I was recently speaking to a priest (a Monsignor no less), telling him of the season ahead. I had to stop myself halfway through a febrile description of I Gioielli Della Madonna (brother loves adopted sister, steals jewels from the Madonna statue etc) saying apologetically that perhaps the Father would prefer to give that one a swerve? But he might like our opera of Alice's Adventures in Wonderland since there would be no gangsters in that.

Our director Martin Duncan is preparing rehearsals which begin soon and with Leslie is figuring out how to make the family disappear, the quick changes, how to stage things and bring vivacity and pace to this peripatetic performance. No doubt some changes to the score may be necessary to help the dramaturgy. His declaration that he is, "faintly optimistic" should be seen in the context of his being an inveterately guarded individual who isn't given to bombast. We take his relative confidence to be a positive. Stuart Stratford, maestro on the production, is presently conducting our Cavalleria Rusticana and Pagliacci which makes for some interesting inter-rehearsal conversations when he needs to discuss matters Alice too.

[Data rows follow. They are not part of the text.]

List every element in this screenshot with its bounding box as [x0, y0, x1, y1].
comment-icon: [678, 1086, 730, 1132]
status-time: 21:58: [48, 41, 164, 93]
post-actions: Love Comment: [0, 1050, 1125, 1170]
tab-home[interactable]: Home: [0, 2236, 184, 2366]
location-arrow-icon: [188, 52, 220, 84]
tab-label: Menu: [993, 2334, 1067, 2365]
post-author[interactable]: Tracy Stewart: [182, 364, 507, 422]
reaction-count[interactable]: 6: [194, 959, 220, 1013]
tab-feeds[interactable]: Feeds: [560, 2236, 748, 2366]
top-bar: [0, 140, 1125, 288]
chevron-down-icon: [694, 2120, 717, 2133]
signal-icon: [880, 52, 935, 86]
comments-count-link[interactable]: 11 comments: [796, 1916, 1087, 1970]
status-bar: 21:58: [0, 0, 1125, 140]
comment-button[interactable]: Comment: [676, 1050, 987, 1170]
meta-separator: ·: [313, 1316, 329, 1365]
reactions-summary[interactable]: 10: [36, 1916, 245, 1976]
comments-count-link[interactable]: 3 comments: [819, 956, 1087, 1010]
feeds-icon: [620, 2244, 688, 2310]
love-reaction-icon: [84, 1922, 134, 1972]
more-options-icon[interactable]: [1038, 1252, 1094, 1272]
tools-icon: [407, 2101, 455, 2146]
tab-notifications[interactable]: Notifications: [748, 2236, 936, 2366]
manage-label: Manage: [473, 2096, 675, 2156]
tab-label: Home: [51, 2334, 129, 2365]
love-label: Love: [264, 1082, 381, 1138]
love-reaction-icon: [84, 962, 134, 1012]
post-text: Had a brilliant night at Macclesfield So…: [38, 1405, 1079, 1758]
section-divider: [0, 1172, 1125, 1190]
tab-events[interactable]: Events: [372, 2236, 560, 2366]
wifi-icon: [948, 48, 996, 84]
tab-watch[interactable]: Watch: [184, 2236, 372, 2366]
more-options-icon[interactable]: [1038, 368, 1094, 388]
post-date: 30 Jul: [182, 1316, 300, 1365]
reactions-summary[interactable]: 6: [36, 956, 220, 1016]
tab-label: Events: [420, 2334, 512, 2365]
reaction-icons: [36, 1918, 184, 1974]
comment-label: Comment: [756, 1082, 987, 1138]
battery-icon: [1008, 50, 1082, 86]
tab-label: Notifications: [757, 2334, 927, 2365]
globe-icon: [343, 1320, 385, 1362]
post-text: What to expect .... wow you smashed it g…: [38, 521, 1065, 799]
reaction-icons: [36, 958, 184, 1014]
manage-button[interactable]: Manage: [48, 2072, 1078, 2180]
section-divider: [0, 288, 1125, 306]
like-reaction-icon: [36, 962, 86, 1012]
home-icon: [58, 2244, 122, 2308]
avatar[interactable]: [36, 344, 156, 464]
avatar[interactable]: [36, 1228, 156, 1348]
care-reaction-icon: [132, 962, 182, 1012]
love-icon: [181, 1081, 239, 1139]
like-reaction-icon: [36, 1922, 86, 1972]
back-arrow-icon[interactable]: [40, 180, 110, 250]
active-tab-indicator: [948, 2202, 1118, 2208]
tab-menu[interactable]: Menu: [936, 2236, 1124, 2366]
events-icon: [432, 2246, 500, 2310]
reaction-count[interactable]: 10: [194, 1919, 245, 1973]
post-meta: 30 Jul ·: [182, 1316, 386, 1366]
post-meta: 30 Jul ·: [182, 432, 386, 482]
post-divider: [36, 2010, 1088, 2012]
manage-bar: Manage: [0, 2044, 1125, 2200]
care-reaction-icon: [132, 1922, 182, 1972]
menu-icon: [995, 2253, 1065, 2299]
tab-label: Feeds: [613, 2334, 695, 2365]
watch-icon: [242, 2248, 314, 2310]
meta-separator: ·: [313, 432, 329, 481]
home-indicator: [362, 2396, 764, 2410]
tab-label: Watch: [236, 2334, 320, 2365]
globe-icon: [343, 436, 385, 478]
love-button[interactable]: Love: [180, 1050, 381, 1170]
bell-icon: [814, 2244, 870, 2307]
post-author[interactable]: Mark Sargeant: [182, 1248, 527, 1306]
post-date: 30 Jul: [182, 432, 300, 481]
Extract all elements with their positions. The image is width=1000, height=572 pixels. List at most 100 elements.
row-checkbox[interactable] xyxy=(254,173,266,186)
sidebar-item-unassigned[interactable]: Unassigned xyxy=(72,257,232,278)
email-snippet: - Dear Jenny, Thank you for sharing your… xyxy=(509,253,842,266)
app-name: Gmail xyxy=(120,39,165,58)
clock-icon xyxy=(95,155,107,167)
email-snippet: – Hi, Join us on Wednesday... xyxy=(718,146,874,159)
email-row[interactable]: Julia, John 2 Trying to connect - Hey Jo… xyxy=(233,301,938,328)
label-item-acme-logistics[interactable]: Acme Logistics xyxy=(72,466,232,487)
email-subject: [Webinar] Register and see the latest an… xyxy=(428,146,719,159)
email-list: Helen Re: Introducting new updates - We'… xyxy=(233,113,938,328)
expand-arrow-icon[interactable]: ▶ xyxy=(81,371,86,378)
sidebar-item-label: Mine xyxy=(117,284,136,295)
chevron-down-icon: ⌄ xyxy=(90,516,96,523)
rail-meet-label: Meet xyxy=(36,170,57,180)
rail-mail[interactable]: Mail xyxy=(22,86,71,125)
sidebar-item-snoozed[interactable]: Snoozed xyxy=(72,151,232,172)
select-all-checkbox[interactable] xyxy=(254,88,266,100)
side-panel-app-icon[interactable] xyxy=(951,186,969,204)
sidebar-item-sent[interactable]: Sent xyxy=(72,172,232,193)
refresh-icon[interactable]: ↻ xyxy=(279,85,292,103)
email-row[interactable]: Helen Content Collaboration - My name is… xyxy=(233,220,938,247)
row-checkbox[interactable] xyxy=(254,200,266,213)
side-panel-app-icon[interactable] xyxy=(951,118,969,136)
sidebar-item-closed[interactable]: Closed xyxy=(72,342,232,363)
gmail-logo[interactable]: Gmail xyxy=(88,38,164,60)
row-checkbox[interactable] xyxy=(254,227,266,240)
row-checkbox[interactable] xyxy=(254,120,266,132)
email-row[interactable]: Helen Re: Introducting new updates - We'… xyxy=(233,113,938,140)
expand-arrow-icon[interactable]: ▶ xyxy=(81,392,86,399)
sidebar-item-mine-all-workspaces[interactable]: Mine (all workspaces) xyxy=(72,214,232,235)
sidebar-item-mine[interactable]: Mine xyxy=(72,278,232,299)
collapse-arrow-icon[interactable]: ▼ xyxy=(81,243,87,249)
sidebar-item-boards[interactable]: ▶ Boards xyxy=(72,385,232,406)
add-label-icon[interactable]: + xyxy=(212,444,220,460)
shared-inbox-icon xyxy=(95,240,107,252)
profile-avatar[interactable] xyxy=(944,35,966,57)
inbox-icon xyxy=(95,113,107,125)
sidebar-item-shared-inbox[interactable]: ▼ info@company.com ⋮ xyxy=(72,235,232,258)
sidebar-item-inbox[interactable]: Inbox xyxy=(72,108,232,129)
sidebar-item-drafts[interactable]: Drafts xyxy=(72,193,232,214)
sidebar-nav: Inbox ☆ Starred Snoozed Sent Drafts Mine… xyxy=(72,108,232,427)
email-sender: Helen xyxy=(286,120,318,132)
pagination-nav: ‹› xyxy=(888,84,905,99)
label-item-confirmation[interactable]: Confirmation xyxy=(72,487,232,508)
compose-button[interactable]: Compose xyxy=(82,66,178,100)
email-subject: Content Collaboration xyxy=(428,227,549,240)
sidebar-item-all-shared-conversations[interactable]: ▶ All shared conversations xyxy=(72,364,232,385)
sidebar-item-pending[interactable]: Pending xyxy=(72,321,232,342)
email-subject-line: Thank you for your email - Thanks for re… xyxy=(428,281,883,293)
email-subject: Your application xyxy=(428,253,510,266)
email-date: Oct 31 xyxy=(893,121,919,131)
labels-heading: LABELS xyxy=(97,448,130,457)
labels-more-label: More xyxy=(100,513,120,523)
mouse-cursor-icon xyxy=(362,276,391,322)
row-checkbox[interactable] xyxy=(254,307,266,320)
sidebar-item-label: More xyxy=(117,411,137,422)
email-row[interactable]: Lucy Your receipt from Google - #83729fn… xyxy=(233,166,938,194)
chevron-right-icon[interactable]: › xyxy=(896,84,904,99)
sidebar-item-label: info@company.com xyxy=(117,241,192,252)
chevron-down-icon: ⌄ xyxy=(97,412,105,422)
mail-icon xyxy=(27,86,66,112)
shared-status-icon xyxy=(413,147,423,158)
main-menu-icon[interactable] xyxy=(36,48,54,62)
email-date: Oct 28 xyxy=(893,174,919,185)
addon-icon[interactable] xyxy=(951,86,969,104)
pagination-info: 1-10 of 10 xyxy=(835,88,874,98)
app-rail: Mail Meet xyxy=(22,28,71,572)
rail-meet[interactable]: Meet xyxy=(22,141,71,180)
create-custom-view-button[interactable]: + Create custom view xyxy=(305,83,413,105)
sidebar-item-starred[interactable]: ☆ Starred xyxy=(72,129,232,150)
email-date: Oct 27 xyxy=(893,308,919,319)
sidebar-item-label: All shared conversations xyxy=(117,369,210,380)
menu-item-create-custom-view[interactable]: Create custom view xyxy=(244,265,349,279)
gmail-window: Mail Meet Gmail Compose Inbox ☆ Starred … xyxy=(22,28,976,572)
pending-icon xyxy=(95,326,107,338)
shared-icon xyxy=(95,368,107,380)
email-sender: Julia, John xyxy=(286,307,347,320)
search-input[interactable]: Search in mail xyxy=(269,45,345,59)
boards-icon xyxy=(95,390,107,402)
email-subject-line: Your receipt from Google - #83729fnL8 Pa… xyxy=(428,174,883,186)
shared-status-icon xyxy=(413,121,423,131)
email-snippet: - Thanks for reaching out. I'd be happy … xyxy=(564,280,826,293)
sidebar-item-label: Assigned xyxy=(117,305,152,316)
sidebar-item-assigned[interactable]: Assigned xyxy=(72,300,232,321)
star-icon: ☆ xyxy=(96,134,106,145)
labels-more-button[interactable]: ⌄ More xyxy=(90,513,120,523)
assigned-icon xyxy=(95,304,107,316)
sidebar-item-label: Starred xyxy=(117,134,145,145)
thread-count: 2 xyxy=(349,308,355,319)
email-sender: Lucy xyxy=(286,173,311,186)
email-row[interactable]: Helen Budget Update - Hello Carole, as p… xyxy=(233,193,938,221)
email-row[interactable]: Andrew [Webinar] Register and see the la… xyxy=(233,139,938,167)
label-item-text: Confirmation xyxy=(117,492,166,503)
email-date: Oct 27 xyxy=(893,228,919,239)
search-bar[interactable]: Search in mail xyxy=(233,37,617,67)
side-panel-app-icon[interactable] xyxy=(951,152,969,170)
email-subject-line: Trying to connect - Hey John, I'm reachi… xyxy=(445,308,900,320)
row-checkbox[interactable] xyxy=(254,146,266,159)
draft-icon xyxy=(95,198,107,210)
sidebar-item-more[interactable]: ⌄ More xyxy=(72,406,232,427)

"I Flew High in My Dreams" received its first live, public outing at a Friends function recently and this time Fflur Wyn, our unequivocally perfect Alice, was accompanied by strings and the composer, Will Todd, on piano. The audience of around 200 guests were generous in their appreciation, but they were all adults so we won't read too much into that just yet. I am trying to raise £20,000 to have the music recorded and thoughts turn frequently to how the opera will be received by the wider public and the critics who will judge not just our attempts to produce an established piece, but also the piece itself.

As we move into the "eclipse" (the office name for the period when all of our productions are either on stage or in rehearsal) we must have our wits about us; a plethora of outside influences are encroaching, things beyond our control, White Rabbits and Mad Hatters come in many guises.

Alice is becoming flesh and blood, dressed by wood and paper, fabric and paint. She is being born into a place that is far more strange and more unpredictable than the one she herself knows. Compared to the worlds created by Mascagni, Wolf-Ferrari and Puccini, a rabbit hole may seem the safest place to be.